The emotional strain of addiction, the financial burden to the country, and lives lost from overdose all have a dramatic effect on individuals, families, and communities. Of these effects, one of the most damaging to our society is the direct impact that drug use and the illegal drug trade has on crime and safety. Possession and distribution of most drugs is a crime and is responsible for the majority of the arrests made in the US each year. In addition to drug-related charges that strain our legal and justice system, drugs and alcohol play an indirect role in many other crimes.

Drug-related crime

Meeting with a lawyer can help you understand your options and how to best protect your rights. Possession of drug paraphernalia is typically punished as a misdemeanor, with enhanced penalties eco sober house complaints for the sale or transfer of the paraphernalia to a minor. About 1 in 10 of those on probation for DWI had been arrested or held in a police station as a result of their drug use.

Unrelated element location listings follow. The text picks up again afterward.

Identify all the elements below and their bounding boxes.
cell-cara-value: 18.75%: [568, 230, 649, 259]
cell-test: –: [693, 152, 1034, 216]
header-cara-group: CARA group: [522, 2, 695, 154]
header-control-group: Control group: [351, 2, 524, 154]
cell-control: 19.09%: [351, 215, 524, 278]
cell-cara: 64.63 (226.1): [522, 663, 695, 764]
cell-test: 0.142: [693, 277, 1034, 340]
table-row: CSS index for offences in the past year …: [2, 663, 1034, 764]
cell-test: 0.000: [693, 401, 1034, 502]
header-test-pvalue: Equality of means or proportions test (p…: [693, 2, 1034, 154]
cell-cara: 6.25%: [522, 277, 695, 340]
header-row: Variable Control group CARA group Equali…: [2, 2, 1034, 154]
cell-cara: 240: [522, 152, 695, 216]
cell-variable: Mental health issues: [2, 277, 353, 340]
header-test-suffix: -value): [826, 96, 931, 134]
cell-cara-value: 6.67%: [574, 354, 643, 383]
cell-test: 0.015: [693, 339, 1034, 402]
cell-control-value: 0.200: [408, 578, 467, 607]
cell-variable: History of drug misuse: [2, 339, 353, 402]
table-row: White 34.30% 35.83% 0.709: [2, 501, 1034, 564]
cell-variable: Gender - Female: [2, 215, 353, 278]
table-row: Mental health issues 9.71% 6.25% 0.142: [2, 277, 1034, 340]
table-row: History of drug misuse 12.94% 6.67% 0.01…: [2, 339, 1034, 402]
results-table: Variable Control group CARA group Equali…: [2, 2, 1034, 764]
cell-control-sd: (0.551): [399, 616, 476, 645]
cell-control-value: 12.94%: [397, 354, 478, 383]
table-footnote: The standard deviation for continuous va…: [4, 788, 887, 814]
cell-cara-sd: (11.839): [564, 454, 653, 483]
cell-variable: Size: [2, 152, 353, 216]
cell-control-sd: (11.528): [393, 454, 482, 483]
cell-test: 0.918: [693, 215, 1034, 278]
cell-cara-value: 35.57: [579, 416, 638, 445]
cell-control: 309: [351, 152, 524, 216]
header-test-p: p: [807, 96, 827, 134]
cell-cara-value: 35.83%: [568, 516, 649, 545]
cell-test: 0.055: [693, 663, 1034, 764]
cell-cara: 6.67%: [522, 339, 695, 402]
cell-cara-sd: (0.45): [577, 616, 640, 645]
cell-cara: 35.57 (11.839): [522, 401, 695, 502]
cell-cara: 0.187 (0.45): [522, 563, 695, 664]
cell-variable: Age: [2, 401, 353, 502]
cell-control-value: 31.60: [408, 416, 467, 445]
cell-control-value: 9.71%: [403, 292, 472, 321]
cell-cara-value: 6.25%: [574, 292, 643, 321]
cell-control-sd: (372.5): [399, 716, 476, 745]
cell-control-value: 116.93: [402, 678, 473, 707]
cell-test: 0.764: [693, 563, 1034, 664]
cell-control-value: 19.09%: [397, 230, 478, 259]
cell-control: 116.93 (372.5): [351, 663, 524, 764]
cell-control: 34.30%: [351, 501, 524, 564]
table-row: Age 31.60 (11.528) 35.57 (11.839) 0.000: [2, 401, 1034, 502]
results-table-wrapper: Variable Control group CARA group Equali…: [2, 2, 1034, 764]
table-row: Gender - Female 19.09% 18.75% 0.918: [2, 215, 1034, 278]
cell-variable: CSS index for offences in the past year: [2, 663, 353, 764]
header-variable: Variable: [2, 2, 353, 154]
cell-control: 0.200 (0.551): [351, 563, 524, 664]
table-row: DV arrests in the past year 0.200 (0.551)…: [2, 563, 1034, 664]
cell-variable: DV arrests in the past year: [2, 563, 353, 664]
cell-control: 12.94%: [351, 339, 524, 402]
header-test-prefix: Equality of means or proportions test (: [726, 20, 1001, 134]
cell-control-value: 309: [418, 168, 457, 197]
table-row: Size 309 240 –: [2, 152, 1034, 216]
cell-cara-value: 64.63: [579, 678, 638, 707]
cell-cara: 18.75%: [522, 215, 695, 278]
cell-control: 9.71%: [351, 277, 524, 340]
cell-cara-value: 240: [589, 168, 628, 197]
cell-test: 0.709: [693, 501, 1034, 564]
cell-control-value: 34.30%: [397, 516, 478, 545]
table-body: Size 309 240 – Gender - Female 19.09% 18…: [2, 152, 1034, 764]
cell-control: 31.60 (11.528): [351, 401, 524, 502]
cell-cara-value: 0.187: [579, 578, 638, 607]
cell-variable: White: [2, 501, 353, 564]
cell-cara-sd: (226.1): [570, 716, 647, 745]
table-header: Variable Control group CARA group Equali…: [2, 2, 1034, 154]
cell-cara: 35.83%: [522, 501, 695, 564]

A Common Anti-Trafficking Plan to address the risks of trafficking in human beings and support potential victims among those fleeing the war in Ukraine. Numerous case studies are included in each chapter to highlight key or notorious criminal cases related to drugs and crime, giving readers real-life occurrences that connect with the concepts being presented. The only reason that this book is recommended for supplemental reading is that the course does not have a specific drugs and crime module. At the end of the nineties, the vulnerability of high-risk users raised concerns among the broader society – for example, the HIV epidemic was exploding – and legislative change was imperative.